Nunca me hubiese imaginado, en mis años anteriores como comandante, que terminaría mis horas como aviador, luego de hacer unos periplos tan novedosos e interesantes. Volé a un sinnúmero de destinos cuyos nombres jamás había escuchado. Estuve en muchísimas ciudades de países como Irán o Pakistán, con tal de que tuviesen un aeropuerto adecuado para la veintena de Jumbos que tenía mi aerolínea, conocí así casi todos los países islámicos que hay en Asia y África; algunos de ellos, rodeados de historia y de misterio, de leyenda y tradición.

Si bien los países del norte de África han recibido una gran influencia europea, en especial los occidentales, entre los asiáticos hay uno en particular que llamó mucho mi atención, en parte porque se advierte un desarrollo inusitado y reciente; y quizá también porque es inevitable reconocer que existe una gran identidad en cuanto a la similitud de nuestras razas. Uno camina por las calles de Ankara o Ismirna; de Anatolia, Kusadasi o Éfeso y no puede sino someterse al asombro y concluir que está transitando realmente por cualquiera de las calles de nuestros países. Y no solo es la apariencia física: pudiera decirse que hay algo en la manera de ser y en la actitud de aquellas gentes que nos relaciona e identifica. Uno no llama la atención a nadie, nadie lo ve como diferente.

Así estuve en la diminuta Éfeso, la de la supuesta epístola de Saulo de Tarso -San Pablo- a sus creyentes, y razón en la etimología para una voz curiosa: “adefesio”. Allá fui algunas veces, a su aeropuerto avecinado a Kusadasi, a un lugar en el que, según la tradición, y más probablemente la leyenda, habría vivido la Virgen María. Turquía es un país prodigioso, es difícil concebir que estas mismas tierras, debido a su privilegiada ubicación, sedujeron a tantas y tantas civilizaciones; y constituyeron un día la parte oriental de la Grecia clásica.

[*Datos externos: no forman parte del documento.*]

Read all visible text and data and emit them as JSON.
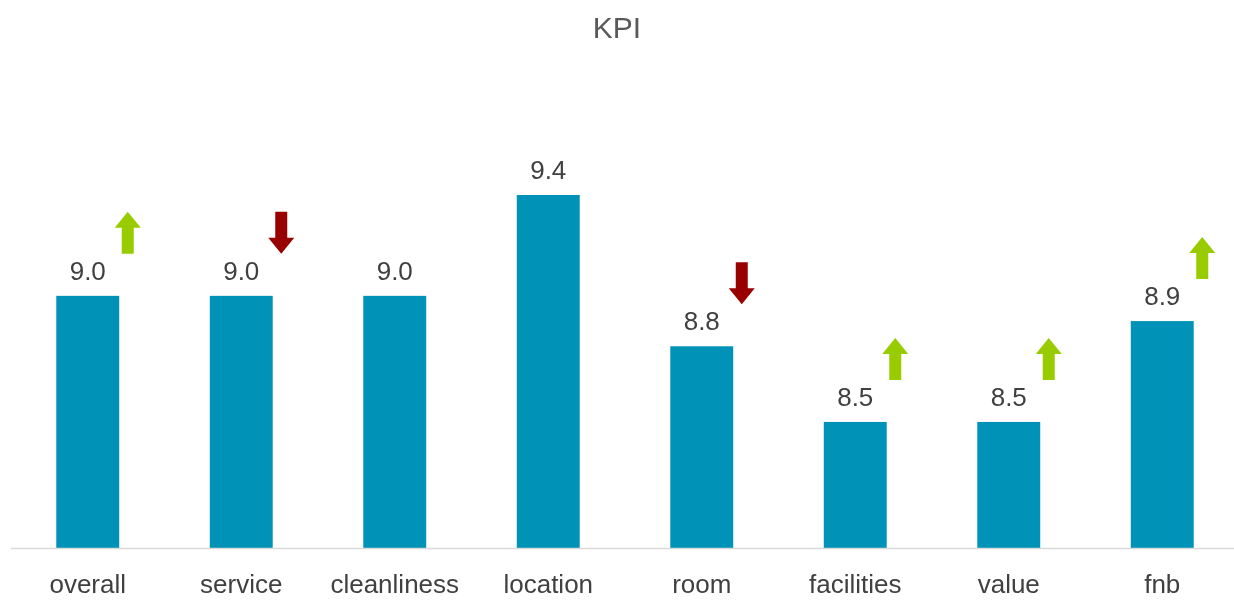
{
  "chart_data": {
    "type": "bar",
    "title": "KPI",
    "categories": [
      "overall",
      "service",
      "cleanliness",
      "location",
      "room",
      "facilities",
      "value",
      "fnb"
    ],
    "values": [
      9.0,
      9.0,
      9.0,
      9.4,
      8.8,
      8.5,
      8.5,
      8.9
    ],
    "value_labels": [
      "9.0",
      "9.0",
      "9.0",
      "9.4",
      "8.8",
      "8.5",
      "8.5",
      "8.9"
    ],
    "color": "#0093b7",
    "ylim": [
      8,
      9.4
    ]
  }
}
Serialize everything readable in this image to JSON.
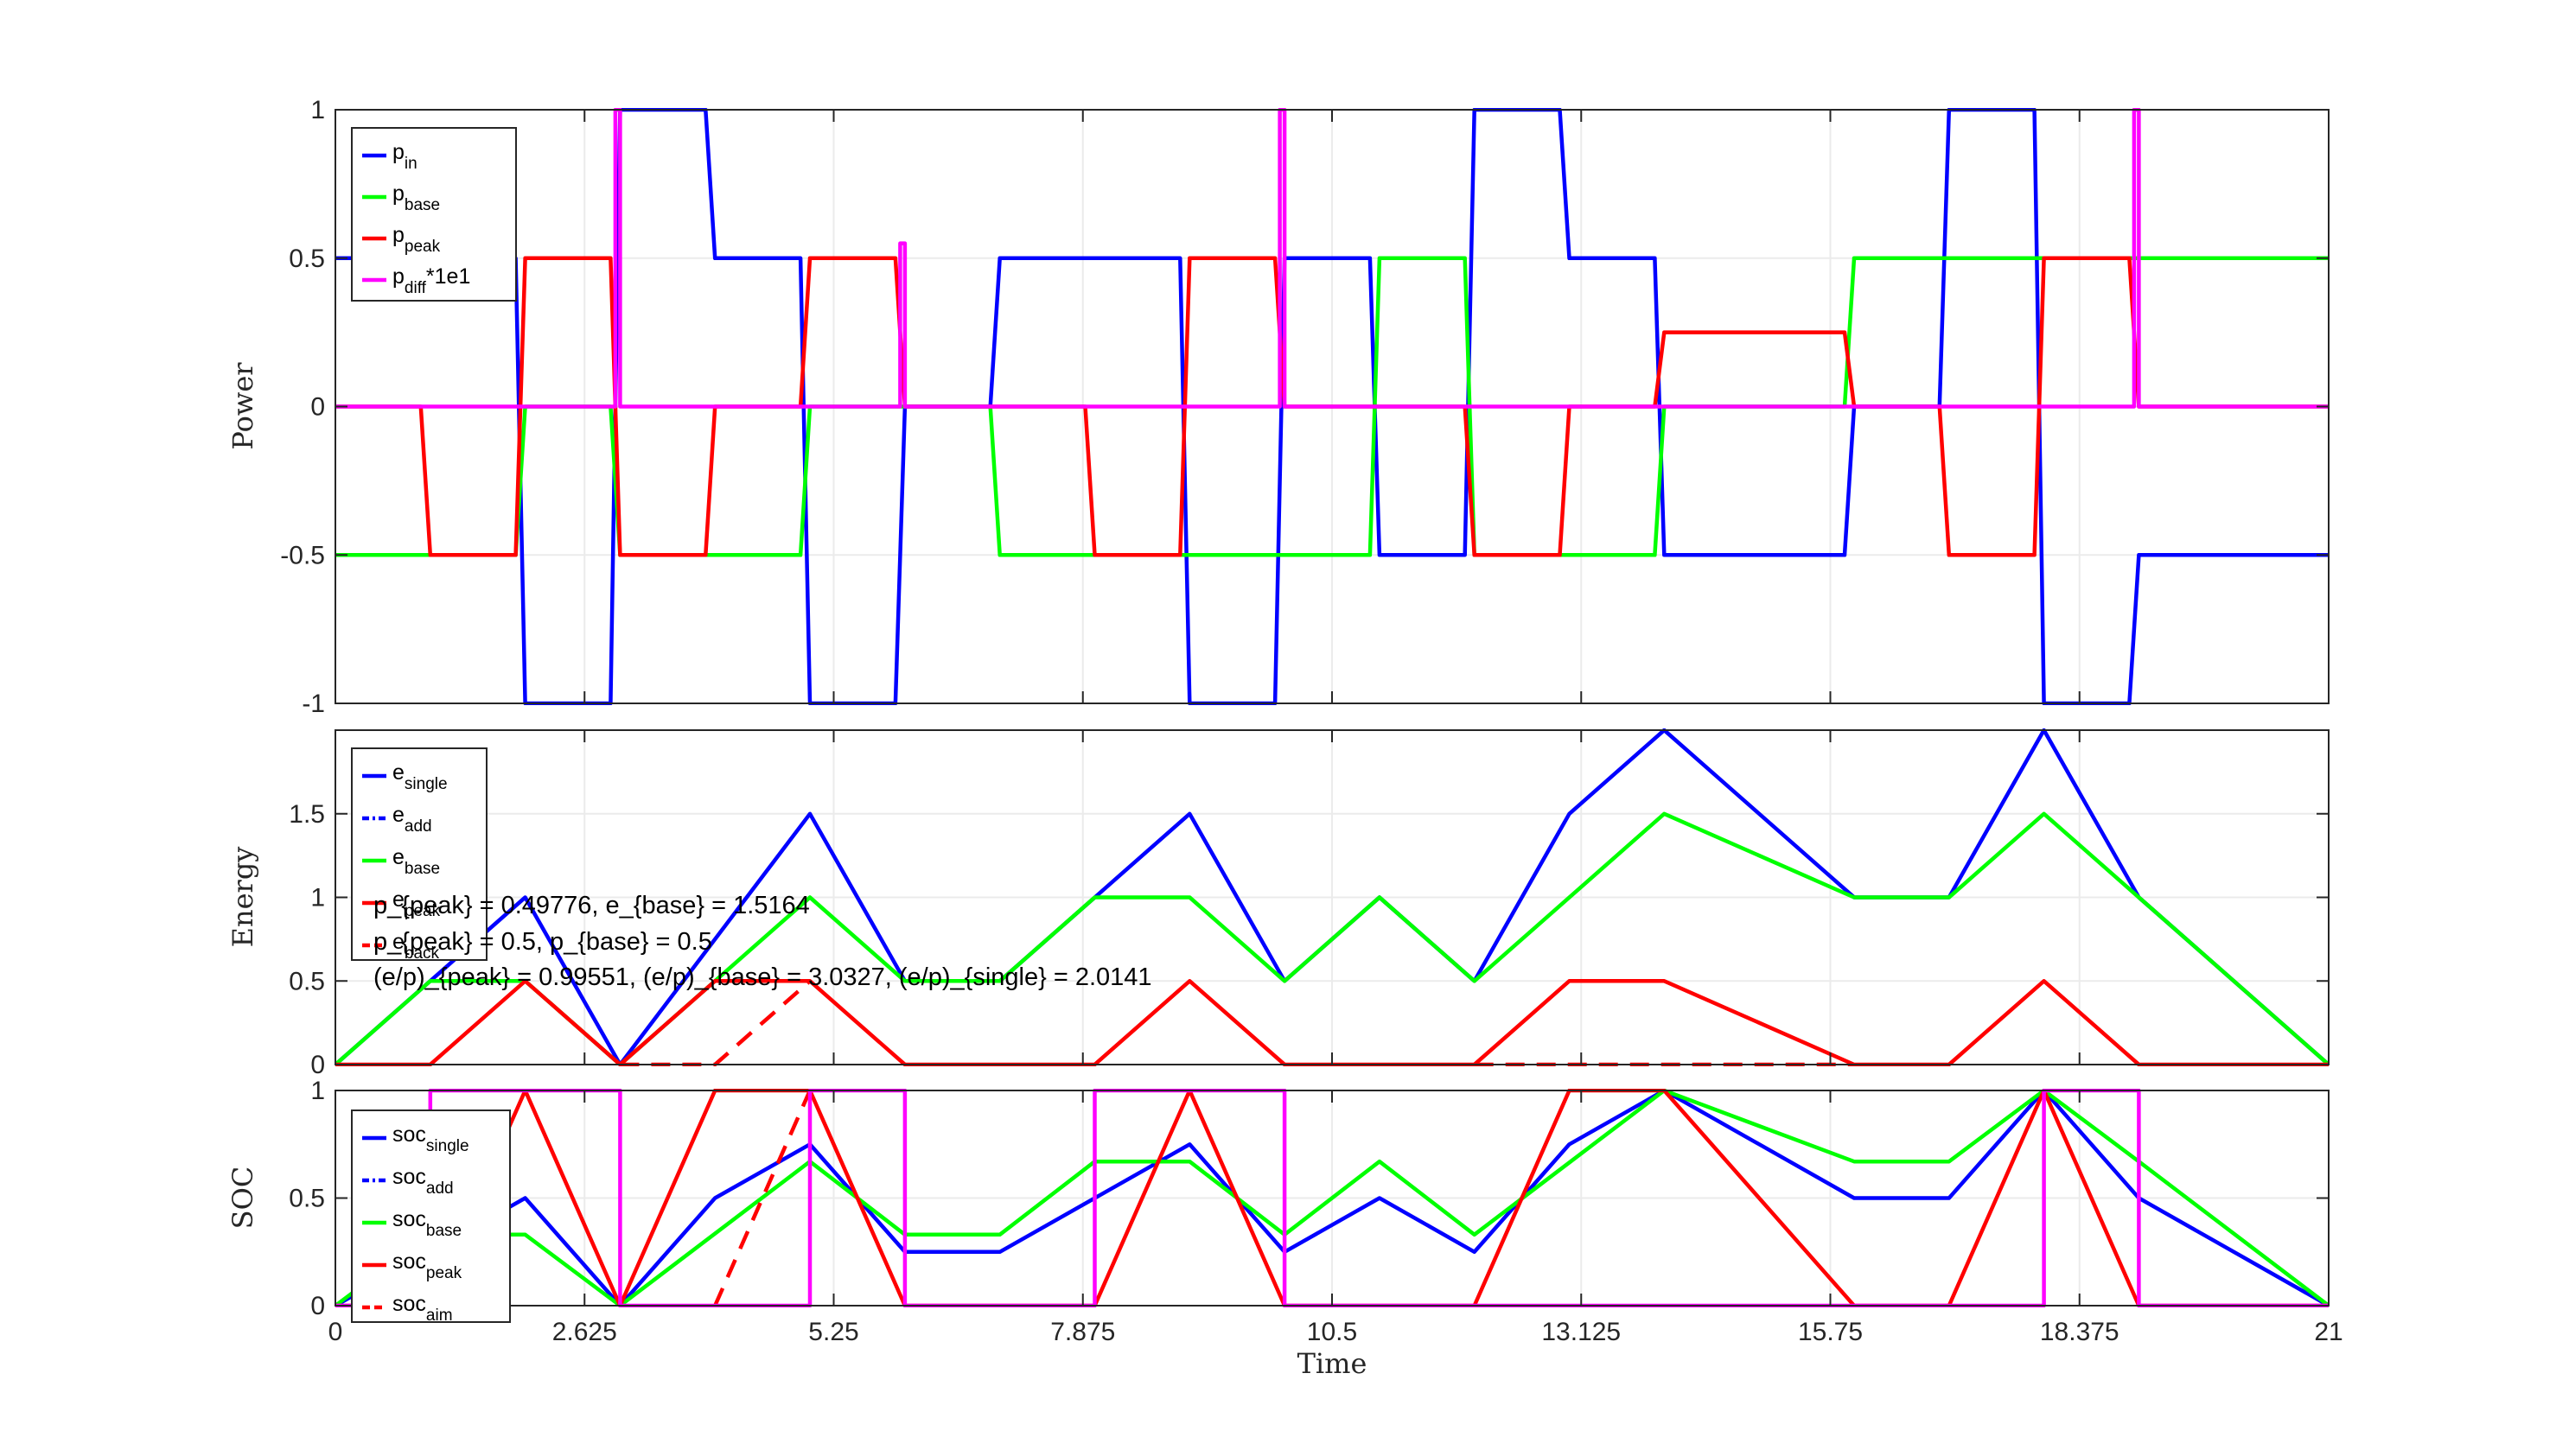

Una mañana me llamaron de Operaciones. Debía trasladar a seiscientos sesenta peregrinos -la capacidad del 744 en una sola clase- que debían retornar al aeropuerto de GAP o Sanliurfa, ubicado al poniente de la represa de Atatürk (bautizada así en honor del verdadero Padre de la Patria de los turcos). La represa está ubicada en un lago situado en el curso inicial del legendario Eufrates. En sus orillas se asienta Samsat, conocida en nuestro idioma como Samósata, cuna de un hombre que hace dieciocho siglos se convirtió en maestro de la ironía y el sarcasmo; que fue paradigma y referente, y que influenció con su estilo a una infinidad de polemistas y escritores, como Rabelais y Voltaire, como Quevedo y Cervantes. Lo conoce la Historia como Luciano, Luciano de Samósata.